Both capital and labour mobile
- In SR lower wage, raise returns to capital
- Firms can now hire workers at lower wage, rasiign productivity
- Increases capital stock
- Demand for labour then also shifts to right, increasing salaries back to original level, employment rises more
This is because capital expands as firms take advantage of cheap labour - shifts out labour demand curev
What would be the effect if immigrants and native are complements?
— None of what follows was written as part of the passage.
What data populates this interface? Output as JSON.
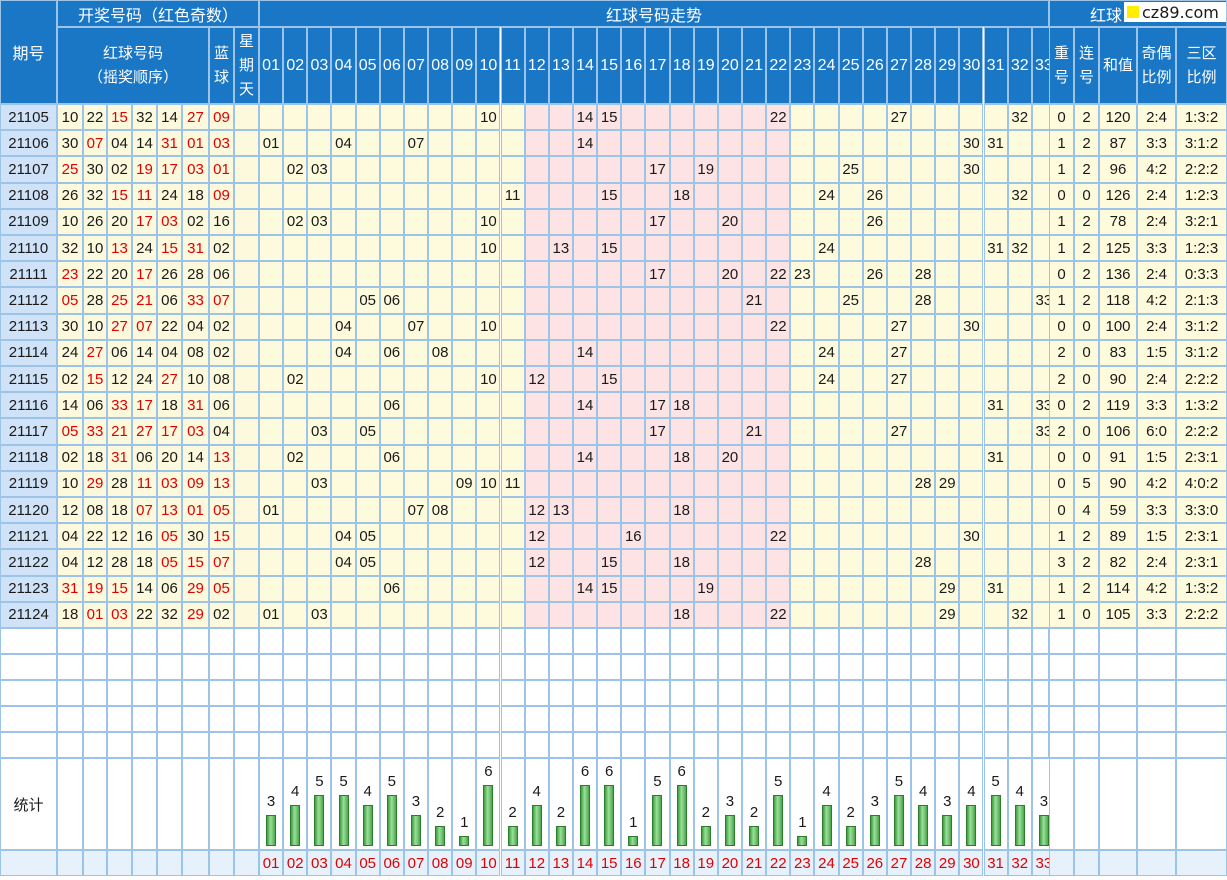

Immigrants make natives more productive:
High skill immigrants allow further specialisation
- Low skill immigrations free up natives to shift into more complex jobs
Immigrants and natives not competing in same labour market:
- Increase in number of immigrants shifts up the demand curve for native workers
- As demand shifts out, native wages rise, native employment rises
On page 1
What are some examples of evidence of the labour market impact of migration?
Exogenous supply shocks:
USA - Maribel boat lift
Israel - russian immigrants
France - after Algerian independence
UK
Studies correlate wages anad measures of immmigration penetration across countries - if immigration bad, natives working in cities pentrated by immigrants should be worse off than natives working in cities that immigrants avoid
What was the Maribel boat lift?
1980 - Castro allowed all Cubans who wanted to emigrate to US from Mariel harbour
- 125,000 between May and September
- Miami labour force rose 7%
- Mariel much less educated 57% without high school diploma
Unemployment rate rose in Miami from 8.3 to 9.6
Comparison cities - 10.3 to 12.6
Comparison cities - Atlanta, Houston, LA
- No effect on unemployment rate or wages of less skilled non Cuban population in Miami
- Rapid absorption of Cubans into labour force
- Created ogoing debate if immigration lowers wages
What are potential problems of the case?
Endogeneity:
- Not random allocation of immigrants across cities
- Cluster of immigrants in prosperous cities - spurs positive correlation between immigration and local employment conditions
Local labour markets not closed:
- Natives respond to SS shock by leaving cities, re-equilibrates national economy
- Miami population grew at 2.5% between 70-80, after 80 rate was 1.4% - natives moved elsewhere
Evidence for US:
- All markets affected by immigration, not only those penetrated by immigrants
- Unit of observation is national labour market; not local market
- Wage impact of immigrants in the US
What is the evidence for the other 3 countries listed before
Israel:
- Natural experiment of mass migration, Russian jews allowed to emigrate - most went to Israel - 610,000, 7% of israeli population
- In 90s 20% increase in population
- Russian Jews were more skilled than natives - fail to reject no significant impacts - immigration entered occupations with low wages
France:
- 1962 algerian indepdencen ended - 900,000 French born expatriates returned to France, 1.6% of population
- Similar education to natives - very small decline in wages
UK:
- Immigrants to UK on average better education
- Varied composition of immigrants relative to natives by skill and region
- Small negative effect at bottom of distribution, small positive at top - but no average wage effect
- Immigration depresses earnings of previous immigrants instead of natives.
- Small returns of education for natives, small deterioration for previous immigrants.